Finding Home at the Lake
/I grew up in the oppressive heat of Kansas with scorched grassland and the incessant sound of cicadas that I will forever associate with unrelenting sun. It is a myth that kids don’t notice the heat because I did and feel as if I spent the first 10 years of my life trying to escape it. I would run through the sprinkler or careen down the Slip N Slide until the cold water from the hose pulsed beneath my skin and when I couldn’t do that, I’d take refuge in the air conditioning, watching old sitcoms and eating freeze pops.
My summers changed when I was 11 and my mother bought a cabin in southern Missouri, just three hours from our house. We began spending weekends and vacations there and I forgot about the heat completely.
I learned to sit with the stillness of the lake in the morning and appreciate the quiet on the dock and the beauty of trees and sky reflected in calm water. I learned to run the outboard motor of the small fishing boat my mother got for me, giving me my first taste of independence. I learned to drive bigger boats, which taught me to be vigilant and careful. I learned to ski, to take chances and to believe in my own strength.
Though I was born to those hot Kansas summers, I was raised in the quiet coves and deep channels of the Lake of the Ozarks.
After college, I moved to Minnesota because the heat in Kansas wasn’t the only thing that felt oppressive and Minnesota offered new opportunities, both personal and professional. But leaving severed my ties to the cabin and the lake and that felt, in some ways, like losing not only my past but part of myself as well.
I didn’t know then that several years later, two of my close friends from college would move to Minneapolis and take me to their family’s cabin and introduce me to a new lake and I’d reclaim some of what I’d lost.
As with most things, our experience deepens over time and we see old things in new ways, which is especially true once you have kids. I have been able to enjoy the lake just as I did growing up but it’s different now. I enjoy a good cup of coffee and silence on the dock more than the cannonballs, splashing and loud laughter. I like the crackling of a campfire and the earthy smell of burning wood more than the s’mores. But I also get to experience it all anew through the eyes of my children and continue to learn alongside them.
I’ve watched my son, who is never still for long, stand in the water and try to catch a fish with his bare hands.
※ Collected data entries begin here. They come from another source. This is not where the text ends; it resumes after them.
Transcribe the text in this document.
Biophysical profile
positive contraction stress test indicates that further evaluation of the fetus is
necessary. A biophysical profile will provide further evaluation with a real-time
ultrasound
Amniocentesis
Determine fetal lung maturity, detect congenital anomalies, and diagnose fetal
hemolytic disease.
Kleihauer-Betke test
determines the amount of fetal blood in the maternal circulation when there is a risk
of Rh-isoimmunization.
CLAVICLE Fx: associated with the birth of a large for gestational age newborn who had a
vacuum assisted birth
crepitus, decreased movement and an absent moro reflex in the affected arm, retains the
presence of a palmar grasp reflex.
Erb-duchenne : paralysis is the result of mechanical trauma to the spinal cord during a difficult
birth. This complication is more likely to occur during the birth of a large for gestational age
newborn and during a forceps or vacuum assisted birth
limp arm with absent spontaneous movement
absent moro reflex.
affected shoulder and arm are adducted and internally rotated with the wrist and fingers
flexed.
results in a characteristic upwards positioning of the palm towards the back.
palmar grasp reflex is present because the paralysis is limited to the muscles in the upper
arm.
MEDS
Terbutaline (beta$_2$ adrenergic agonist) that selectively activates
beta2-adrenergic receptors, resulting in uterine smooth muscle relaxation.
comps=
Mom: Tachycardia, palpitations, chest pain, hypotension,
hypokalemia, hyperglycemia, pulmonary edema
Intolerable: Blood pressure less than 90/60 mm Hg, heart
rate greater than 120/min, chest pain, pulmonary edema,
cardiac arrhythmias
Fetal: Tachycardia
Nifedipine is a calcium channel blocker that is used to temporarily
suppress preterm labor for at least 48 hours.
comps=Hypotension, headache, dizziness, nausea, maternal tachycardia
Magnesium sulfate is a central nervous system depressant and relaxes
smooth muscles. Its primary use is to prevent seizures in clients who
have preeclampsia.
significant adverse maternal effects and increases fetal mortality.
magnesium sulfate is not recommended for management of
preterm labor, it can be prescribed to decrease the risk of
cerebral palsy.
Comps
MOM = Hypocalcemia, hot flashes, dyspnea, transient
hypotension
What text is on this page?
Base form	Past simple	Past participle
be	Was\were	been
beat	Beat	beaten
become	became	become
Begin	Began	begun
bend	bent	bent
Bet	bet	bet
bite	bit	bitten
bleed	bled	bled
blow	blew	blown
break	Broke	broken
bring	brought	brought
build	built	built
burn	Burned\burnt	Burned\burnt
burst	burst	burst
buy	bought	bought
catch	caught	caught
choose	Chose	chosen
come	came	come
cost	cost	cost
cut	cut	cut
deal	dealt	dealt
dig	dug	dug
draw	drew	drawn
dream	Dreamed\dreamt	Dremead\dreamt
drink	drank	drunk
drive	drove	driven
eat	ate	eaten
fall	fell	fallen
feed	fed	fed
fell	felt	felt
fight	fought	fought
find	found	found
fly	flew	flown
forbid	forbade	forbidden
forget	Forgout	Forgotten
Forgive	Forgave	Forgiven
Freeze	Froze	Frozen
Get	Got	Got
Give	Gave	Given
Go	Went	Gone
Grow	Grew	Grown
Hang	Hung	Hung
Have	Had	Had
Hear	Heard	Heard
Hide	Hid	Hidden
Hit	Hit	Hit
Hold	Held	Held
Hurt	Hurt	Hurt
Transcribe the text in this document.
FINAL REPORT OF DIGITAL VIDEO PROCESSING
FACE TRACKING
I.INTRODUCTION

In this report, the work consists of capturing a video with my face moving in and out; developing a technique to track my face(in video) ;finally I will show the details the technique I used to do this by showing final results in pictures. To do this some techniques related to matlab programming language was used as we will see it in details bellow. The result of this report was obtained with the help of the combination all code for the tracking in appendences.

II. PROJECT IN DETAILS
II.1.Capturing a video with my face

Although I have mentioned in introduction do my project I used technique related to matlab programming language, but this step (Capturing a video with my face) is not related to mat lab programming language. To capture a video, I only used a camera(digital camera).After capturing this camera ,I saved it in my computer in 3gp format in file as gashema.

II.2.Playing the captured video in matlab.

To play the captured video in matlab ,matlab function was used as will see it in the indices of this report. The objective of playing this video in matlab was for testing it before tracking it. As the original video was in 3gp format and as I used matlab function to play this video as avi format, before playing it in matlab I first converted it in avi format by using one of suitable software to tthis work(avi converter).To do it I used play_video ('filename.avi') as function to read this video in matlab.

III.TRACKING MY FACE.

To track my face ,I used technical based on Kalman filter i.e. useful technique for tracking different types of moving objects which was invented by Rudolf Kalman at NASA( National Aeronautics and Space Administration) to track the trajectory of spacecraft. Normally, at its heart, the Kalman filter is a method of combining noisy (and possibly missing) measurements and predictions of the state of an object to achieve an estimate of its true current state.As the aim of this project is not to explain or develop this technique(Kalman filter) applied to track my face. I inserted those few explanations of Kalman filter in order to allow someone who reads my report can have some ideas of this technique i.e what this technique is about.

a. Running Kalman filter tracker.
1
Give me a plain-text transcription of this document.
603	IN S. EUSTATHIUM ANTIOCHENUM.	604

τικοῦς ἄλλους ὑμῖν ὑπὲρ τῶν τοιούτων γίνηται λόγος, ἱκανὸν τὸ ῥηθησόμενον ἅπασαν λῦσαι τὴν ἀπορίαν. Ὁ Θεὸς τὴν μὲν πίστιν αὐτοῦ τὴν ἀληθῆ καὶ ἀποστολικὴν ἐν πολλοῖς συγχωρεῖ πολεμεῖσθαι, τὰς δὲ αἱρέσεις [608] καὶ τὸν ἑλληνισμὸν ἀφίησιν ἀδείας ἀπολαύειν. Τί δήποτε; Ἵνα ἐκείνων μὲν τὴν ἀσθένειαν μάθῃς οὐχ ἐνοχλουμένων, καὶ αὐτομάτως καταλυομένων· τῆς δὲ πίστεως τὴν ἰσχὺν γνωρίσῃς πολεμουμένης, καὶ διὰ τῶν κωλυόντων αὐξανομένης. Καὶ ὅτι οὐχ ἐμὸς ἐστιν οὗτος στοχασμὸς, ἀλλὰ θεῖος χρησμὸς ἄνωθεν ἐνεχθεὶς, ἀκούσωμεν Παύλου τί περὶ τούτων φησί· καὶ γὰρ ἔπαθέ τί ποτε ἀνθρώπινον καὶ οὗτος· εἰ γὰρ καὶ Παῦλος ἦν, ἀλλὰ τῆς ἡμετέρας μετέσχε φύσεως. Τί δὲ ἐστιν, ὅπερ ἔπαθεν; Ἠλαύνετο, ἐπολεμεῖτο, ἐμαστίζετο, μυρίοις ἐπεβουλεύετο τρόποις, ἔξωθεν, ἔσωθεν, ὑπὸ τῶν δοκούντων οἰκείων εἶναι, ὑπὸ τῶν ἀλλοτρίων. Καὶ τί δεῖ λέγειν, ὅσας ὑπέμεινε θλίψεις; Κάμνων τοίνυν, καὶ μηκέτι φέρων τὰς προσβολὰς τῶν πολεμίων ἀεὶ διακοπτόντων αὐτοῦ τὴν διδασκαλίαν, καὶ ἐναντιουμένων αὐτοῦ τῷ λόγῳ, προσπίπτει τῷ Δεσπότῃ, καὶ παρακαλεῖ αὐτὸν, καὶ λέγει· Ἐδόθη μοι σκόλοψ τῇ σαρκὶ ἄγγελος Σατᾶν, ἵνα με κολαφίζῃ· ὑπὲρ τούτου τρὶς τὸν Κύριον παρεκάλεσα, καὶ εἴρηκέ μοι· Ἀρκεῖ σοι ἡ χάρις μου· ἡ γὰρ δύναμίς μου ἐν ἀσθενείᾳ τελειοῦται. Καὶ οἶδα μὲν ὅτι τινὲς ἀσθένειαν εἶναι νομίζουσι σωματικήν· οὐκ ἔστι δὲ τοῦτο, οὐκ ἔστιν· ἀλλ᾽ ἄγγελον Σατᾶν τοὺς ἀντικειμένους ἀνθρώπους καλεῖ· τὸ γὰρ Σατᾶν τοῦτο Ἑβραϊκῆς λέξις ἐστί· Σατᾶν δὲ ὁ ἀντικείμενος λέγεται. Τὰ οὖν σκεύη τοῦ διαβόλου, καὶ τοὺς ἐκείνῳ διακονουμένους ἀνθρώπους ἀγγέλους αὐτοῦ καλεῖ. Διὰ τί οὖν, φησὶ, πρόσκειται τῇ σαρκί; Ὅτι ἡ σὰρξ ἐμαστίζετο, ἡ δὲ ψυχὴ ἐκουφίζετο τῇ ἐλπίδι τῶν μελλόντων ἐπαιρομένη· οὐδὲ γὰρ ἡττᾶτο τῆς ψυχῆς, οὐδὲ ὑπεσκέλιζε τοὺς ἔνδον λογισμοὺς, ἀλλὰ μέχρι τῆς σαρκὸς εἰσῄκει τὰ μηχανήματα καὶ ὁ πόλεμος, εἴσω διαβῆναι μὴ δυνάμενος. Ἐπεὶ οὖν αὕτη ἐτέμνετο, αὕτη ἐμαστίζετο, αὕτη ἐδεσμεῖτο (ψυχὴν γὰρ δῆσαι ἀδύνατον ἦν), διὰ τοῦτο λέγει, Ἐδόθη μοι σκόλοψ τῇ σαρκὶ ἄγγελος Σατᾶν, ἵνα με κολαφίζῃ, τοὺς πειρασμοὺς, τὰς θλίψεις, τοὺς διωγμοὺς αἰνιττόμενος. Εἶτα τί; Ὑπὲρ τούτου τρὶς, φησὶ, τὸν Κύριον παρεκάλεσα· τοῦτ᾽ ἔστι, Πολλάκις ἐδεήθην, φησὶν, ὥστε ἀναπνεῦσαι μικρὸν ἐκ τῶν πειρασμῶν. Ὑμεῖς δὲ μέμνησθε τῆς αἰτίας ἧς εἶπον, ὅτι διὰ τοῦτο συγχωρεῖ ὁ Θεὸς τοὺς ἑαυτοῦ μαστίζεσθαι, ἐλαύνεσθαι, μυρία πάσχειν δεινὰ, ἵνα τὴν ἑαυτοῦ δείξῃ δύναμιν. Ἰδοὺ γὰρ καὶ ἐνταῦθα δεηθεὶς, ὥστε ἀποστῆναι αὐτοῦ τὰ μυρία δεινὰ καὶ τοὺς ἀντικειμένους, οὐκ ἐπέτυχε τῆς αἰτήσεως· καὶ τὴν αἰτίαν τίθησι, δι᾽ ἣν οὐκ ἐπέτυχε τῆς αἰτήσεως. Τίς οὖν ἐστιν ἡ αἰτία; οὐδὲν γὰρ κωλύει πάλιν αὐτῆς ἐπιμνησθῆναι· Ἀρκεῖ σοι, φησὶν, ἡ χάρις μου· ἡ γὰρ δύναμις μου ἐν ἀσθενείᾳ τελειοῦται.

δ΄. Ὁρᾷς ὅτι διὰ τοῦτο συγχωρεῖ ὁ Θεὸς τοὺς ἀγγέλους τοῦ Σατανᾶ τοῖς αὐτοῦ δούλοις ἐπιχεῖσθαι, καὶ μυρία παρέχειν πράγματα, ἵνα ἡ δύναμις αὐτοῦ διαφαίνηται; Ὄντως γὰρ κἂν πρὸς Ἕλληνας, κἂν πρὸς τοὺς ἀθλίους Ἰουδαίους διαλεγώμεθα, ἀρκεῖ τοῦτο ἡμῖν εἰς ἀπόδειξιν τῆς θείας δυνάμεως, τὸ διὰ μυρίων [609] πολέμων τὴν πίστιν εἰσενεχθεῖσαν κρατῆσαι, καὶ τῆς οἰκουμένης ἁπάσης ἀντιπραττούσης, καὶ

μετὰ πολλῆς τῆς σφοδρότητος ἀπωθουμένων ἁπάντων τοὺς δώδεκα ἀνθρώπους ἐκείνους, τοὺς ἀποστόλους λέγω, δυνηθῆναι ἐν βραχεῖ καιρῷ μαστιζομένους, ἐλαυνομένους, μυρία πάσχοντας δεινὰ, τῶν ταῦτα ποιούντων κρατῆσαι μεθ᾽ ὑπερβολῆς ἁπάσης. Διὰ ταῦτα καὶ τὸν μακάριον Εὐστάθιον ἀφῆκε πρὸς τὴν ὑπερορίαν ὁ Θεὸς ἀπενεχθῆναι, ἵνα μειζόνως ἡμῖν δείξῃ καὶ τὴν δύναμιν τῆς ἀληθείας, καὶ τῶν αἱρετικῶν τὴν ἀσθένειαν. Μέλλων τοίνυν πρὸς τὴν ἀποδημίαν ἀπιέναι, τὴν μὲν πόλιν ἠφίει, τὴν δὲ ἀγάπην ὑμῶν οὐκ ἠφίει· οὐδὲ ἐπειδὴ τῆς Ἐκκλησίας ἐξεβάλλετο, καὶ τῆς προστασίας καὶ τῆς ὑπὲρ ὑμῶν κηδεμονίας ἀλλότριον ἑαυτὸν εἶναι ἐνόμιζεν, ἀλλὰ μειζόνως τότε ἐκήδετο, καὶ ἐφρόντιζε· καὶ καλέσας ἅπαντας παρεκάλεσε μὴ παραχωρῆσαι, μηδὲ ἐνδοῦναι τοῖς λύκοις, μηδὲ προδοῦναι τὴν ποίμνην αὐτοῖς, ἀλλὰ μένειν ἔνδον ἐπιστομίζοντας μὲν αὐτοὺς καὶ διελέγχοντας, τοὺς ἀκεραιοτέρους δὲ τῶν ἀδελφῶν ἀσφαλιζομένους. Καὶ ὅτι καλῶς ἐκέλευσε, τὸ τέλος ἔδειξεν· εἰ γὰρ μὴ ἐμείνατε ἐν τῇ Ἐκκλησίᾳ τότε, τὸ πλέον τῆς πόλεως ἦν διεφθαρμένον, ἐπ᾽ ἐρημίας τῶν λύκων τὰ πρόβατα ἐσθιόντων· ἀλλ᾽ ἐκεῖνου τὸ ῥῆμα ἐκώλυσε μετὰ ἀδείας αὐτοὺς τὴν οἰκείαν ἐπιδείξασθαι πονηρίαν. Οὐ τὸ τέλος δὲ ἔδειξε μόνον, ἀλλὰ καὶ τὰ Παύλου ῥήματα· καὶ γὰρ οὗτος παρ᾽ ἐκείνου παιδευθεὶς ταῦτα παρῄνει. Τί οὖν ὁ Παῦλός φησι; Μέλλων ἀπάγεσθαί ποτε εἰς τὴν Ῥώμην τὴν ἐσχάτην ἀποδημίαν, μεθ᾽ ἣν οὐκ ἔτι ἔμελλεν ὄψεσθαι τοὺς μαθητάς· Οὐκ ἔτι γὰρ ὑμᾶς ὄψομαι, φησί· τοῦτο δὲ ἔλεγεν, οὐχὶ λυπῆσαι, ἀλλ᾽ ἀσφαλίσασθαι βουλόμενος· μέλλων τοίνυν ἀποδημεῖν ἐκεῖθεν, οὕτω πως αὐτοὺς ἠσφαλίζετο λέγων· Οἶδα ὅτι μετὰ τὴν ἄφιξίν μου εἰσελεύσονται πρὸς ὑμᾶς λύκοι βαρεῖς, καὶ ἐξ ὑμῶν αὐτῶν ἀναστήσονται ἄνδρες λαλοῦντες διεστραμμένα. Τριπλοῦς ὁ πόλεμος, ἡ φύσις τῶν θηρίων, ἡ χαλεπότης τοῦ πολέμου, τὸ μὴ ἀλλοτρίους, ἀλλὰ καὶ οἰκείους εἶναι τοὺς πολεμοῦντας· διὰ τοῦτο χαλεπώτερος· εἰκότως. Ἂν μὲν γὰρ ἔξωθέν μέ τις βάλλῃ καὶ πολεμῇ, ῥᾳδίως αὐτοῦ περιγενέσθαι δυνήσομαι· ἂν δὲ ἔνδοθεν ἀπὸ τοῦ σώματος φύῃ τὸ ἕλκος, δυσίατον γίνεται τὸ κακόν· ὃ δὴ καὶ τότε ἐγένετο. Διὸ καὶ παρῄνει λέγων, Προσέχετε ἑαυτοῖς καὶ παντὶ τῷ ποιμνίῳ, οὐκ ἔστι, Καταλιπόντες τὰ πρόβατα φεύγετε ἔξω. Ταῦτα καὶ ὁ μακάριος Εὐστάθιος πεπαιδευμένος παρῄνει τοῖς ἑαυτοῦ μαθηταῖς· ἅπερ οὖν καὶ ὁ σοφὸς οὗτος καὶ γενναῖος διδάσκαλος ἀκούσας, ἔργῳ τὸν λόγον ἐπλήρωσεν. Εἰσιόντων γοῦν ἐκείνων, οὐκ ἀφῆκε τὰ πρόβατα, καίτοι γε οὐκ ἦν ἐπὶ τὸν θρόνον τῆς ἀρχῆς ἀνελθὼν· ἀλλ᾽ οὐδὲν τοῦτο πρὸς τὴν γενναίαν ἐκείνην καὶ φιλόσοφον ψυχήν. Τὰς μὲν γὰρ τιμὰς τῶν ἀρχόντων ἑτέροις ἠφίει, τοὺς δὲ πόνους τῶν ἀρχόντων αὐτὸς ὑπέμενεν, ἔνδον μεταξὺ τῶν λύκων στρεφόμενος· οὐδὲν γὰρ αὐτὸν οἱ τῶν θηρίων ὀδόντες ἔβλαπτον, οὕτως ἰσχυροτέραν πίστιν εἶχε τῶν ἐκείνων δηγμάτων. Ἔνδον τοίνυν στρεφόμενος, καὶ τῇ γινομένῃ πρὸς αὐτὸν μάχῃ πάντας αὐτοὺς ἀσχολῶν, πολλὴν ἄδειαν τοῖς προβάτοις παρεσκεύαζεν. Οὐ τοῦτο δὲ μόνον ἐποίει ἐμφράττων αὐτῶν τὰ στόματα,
He stood there, feet planted in the sand and hands hovering, for an hour and I told him it was unlikely he’d catch one that way but he did and we both learned the lesson of patience. I’ve watched my daughter climb back onto the tube after a terrible spill with her lip trembling and eyes watering but a fierce determination to do it again, teaching me once again to face my fears as she faces her own. My kids have learned to respect nature when it is gentle and when it is wild and can appreciate water like glass even more because they’ve seen dark clouds roll across the water and turn it to white caps. They have had years at the cabin and on the lake and now, as teens and tweens, they sit on the dock or on rafts in the water and share thoughts and jokes and secrets with their friends, making their own memories to which I am not always privy. I don’t know if they’ll have the same reverence for the lake that I do but, without a doubt, they have grown up knowing the unbridled joy of jumping into cool water on a hot summer day.
Though there are nearly 700 miles between the lake of my childhood and the lake my children will remember from their own, the experiences are personal yet universal. Perhaps the greatest gift of life on the lake, however, is that no matter the passage of time and the number of miles traveled, you can stand on the shoreline and know you have found your way home.